After serf-emancipation and local self-government, the subject which demanded most urgently the attention of reformers was the judicial organisation, which had sunk to a depth of inefficiency and corruption difficult to describe.
In early times the dispensation of justice in Russia, as in other States of a primitive type, had a thoroughly popular character. The State was still in its infancy, and the duty of defending the person, the property, and the rights of individuals lay, of necessity, chiefly on the individuals themselves. Self-help formed the basis of the judicial procedure, and the State merely assisted the individual to protect his rights and to avenge himself on those who voluntarily infringed them.
By the rapid development of the Autocratic Power all this was changed.

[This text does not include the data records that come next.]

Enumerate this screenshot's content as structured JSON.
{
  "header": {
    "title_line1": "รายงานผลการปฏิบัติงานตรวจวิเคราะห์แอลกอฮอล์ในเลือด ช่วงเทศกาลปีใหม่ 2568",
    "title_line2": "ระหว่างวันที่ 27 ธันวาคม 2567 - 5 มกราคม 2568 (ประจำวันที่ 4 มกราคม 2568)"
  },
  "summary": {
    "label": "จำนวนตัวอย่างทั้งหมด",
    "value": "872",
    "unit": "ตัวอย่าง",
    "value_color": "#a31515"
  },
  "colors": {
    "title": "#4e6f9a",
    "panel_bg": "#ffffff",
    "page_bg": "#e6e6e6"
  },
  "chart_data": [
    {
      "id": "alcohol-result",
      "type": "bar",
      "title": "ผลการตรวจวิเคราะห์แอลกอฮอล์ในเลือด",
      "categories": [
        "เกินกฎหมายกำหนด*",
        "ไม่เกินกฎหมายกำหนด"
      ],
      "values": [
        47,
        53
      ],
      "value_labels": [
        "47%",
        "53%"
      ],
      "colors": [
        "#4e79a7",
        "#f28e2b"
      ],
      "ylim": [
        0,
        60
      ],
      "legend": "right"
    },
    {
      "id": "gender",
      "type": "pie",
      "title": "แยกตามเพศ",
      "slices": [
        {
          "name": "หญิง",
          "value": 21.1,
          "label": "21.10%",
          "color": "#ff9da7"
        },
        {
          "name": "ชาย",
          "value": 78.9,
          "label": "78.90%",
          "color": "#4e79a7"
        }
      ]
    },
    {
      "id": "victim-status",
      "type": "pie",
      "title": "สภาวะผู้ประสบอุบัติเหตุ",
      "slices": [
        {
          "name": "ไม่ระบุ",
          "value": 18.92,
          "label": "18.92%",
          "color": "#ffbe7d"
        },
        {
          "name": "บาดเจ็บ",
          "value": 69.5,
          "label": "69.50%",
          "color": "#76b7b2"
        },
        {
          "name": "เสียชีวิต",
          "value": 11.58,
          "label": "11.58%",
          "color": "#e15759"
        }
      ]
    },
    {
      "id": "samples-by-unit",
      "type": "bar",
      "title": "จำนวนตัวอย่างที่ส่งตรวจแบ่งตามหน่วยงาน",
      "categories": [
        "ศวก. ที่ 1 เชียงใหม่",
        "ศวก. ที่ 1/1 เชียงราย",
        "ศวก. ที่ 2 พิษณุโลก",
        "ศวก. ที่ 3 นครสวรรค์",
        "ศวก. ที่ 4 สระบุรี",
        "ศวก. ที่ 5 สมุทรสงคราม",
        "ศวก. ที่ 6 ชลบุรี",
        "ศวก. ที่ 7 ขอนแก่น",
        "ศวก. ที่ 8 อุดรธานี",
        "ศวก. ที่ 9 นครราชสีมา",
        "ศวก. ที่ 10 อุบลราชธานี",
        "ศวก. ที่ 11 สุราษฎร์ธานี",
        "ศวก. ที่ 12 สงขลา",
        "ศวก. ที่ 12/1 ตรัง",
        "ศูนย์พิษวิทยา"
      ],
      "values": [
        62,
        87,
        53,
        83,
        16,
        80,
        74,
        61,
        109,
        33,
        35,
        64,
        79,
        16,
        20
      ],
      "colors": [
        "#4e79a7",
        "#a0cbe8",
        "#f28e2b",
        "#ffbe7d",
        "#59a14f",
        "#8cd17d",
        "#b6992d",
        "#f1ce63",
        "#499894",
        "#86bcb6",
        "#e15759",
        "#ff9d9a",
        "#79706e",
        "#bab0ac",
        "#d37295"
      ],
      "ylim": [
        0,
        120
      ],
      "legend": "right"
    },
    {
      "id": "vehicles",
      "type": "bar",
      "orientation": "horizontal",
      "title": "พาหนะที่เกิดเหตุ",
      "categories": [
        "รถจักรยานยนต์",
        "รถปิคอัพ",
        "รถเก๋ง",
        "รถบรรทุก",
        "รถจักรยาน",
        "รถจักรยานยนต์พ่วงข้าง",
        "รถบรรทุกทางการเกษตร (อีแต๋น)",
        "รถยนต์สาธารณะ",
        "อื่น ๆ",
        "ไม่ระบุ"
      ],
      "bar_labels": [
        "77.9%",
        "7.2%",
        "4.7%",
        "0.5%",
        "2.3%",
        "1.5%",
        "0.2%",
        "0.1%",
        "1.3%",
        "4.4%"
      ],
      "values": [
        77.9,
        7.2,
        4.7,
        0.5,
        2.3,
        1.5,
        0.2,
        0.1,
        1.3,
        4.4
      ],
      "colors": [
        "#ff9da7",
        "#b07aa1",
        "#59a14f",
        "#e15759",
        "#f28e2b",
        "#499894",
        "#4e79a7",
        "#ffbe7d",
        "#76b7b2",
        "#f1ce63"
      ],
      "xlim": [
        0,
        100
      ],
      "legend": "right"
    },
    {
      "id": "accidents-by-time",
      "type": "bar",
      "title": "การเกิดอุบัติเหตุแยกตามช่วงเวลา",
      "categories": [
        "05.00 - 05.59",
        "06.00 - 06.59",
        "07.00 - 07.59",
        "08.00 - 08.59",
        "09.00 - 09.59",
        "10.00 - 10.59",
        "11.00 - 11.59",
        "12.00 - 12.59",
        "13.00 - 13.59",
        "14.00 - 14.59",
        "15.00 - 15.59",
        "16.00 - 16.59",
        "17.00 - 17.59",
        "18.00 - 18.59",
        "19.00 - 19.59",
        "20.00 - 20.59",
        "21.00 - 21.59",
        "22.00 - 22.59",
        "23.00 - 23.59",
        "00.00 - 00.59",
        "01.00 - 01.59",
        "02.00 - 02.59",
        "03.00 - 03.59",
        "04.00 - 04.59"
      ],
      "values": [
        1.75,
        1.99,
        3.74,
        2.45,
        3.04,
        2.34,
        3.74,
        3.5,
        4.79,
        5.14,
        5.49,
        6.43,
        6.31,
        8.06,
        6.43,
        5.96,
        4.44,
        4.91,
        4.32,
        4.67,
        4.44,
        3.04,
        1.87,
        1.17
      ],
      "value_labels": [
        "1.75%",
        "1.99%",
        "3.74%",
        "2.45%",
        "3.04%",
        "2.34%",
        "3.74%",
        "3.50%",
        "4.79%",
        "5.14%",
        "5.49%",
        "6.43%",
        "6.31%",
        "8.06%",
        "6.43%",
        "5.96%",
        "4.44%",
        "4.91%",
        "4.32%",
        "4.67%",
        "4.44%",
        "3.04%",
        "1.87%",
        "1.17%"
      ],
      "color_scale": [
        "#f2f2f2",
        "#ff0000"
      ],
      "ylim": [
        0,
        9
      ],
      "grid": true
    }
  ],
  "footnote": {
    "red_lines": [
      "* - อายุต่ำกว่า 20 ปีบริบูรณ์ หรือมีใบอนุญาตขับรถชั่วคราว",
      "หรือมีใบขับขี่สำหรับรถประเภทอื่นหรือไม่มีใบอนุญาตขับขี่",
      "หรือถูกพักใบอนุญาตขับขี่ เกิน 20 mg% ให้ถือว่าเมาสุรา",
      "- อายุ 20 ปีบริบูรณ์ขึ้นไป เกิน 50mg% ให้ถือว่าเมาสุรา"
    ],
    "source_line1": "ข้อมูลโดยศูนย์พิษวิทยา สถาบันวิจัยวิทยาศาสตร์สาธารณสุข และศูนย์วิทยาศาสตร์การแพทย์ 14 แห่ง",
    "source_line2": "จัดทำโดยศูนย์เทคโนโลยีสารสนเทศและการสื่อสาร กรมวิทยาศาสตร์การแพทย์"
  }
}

Autocracy endeavoured to drive and regulate the social machine by its own unaided force, and regarded with suspicion and jealousy all spontaneous action in the people. The dispensation of justice was accordingly appropriated by the central authority, absorbed into the Administration, and withdrawn from public control. Themis retired from the market-place, shut herself up in a dark room from which the contending parties and the public gaze were rigorously excluded, surrounded herself with secretaries and scribes who put the rights and claims of the litigants into whatever form they thought proper, weighed according to her own judgment the arguments presented to her by her own servants, and came forth from her seclusion merely to present a ready-made decision or to punish the accused whom she considered guilty.
This change, though perhaps to some extent necessary, was attended with very bad consequences. Freed from the control of the contending parties and of the public, the courts acted as uncontrolled human nature generally does. Injustice, extortion, bribery, and corruption assumed gigantic proportions, and against these evils the Government found no better remedy than a system of complicated formalities and ingenious checks. The judicial functionaries were hedged in by a multitude of regulations, so numerous and complicated that it seemed impossible for even the most unjust judge to swerve from the path of uprightness. Explicit, minute rules were laid down for investigating facts and weighing evidence; every scrap of evidence and every legal ground on which the decision was based were committed to writing; every act in the complicated process of coming to a decision was made the subject of a formal document, and duly entered in various registers; every document and register had to be signed and countersigned by various officials who were supposed to control each other; every decision might be carried to a higher court and made to pass a second time through the bureaucratic machine. In a word, the legislature introduced a system of formal written procedure of the most complicated kind, in the belief that by this means mistakes and dishonesty would be rendered impossible.